Soul Asylum – Delayed Reaction

Soul Asylum have slowly and steadily been releasing albums for the better part of three decades.  They all but disappeared from the musical landscape after 1995’s Let Your Dim Light Shine, and haven’t come close to the success of their opus Grave Dancer’s Union since.

Delayed Reaction marks their first album in six years since the largely underrated Silver Lining, and it showcases Soul Asylum’s talent for doing what they’ve always done best, writing catchy hook-lined songs.  Those songs are few and far between though on Delayed Reaction, and will get you yearning for the days of old when Dave Pirner was still strutting around in shredded jeans and flannels and didn’t wash his hair…he actually still does all that come to think of it.

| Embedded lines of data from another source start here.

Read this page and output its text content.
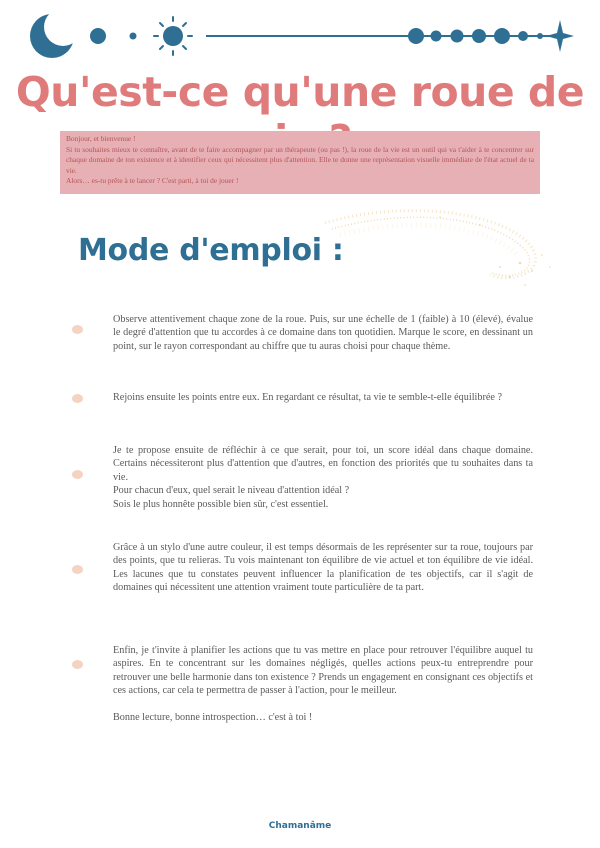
Qu'est-ce qu'une roue de

Bonjour, et bienvenue !

Si tu souhaites mieux te connaître, avant de te faire accompagner par un thérapeute (ou pas !), la roue de la vie est un outil qui va t'aider à te concentrer sur chaque domaine de ton existence et à identifier ceux qui nécessitent plus d'attention. Elle te donne une représentation visuelle immédiate de l'état actuel de ta vie.

Alors… es-tu prête à te lancer ? C'est parti, à toi de jouer !

Mode d'emploi :

Observe attentivement chaque zone de la roue. Puis, sur une échelle de 1 (faible) à 10 (élevé), évalue le degré d'attention que tu accordes à ce domaine dans ton quotidien. Marque le score, en dessinant un point, sur le rayon correspondant au chiffre que tu auras choisi pour chaque thème.

Rejoins ensuite les points entre eux. En regardant ce résultat, ta vie te semble-t-elle équilibrée ?

Je te propose ensuite de réfléchir à ce que serait, pour toi, un score idéal dans chaque domaine. Certains nécessiteront plus d'attention que d'autres, en fonction des priorités que tu souhaites dans ta vie.

Pour chacun d'eux, quel serait le niveau d'attention idéal ?

Sois le plus honnête possible bien sûr, c'est essentiel.

Grâce à un stylo d'une autre couleur, il est temps désormais de les représenter sur ta roue, toujours par des points, que tu relieras. Tu vois maintenant ton équilibre de vie actuel et ton équilibre de vie idéal. Les lacunes que tu constates peuvent influencer la planification de tes objectifs, car il s'agit de domaines qui nécessitent une attention vraiment toute particulière de ta part.

Enfin, je t'invite à planifier les actions que tu vas mettre en place pour retrouver l'équilibre auquel tu aspires. En te concentrant sur les domaines négligés, quelles actions peux-tu entreprendre pour retrouver une belle harmonie dans ton existence ? Prends un engagement en consignant ces objectifs et ces actions, car cela te permettra de passer à l'action, pour le meilleur.

Bonne lecture, bonne introspection… c'est à toi !

Chamanâme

The album takes a little bit from pretty much every part of Soul Asylum’s catalog, which makes for an interesting retrospective, but little else as far as an album is concerned.   The album has some early 80’s post-punk tracks like Gravity, Your Generation and Leave This Town, driven by ex-Replacements bass player Tommy Stinson’s rock solid bassline.  That doesn’t make for great songs however, just makes me nostalgic for something that doesn’t exist here.   By the Way is the closest thing you’ll hear to some of the blockbuster hits that Soul Asylum is known for in the past.

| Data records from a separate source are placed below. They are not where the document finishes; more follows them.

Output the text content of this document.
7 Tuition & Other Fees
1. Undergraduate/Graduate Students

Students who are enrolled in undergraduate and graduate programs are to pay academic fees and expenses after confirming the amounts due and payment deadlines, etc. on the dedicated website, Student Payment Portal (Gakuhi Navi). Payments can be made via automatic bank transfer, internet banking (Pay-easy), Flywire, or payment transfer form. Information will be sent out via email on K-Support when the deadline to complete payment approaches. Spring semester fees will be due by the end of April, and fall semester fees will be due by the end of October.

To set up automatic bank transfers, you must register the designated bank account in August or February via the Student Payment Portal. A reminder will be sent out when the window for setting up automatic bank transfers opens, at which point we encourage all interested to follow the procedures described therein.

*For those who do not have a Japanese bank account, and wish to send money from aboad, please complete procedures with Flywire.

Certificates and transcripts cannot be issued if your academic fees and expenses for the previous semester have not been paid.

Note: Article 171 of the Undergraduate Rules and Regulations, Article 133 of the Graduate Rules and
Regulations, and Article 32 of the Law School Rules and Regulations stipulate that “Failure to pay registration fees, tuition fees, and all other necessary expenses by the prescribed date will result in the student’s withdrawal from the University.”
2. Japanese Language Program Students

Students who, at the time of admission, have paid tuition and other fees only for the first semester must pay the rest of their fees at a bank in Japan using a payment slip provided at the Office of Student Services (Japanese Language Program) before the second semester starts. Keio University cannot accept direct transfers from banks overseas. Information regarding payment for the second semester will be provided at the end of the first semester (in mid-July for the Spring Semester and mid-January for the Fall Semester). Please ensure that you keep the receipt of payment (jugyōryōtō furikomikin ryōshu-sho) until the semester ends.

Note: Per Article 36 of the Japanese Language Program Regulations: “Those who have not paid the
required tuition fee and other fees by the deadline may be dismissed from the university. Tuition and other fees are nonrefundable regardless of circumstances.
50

Soul Asylum is the epitome of the working horse band.  They’ve been touring for almost thirty years and have traded mega stadiums for small bars and street festivals, and the piano driven honky tonk jam The Juice may be the perfect song to showcase that road-worn talent.  The band has earned the right to make whatever music they want now.  They’ve sold millions of records already, and Delayed Reaction is not going to come close to those numbers, but the band knows that and frankly I don’t think they care.

I have all the respect in the world for Soul Asylum and Delayed Reaction has some great standout tracks, but overall the album comes off feeling dated, forced, and bloated at times, especially during songs like the orchestrated I Should’ve Stayed in Bed and an ill-placed and bizarre cover of The Beatles, Good Morning, Good Morning to end the album.  If you’re a fan of the band then you’ll enjoy hearing lead singer Dave Pirner’s voice once again, otherwise you may want to take a pass on this one.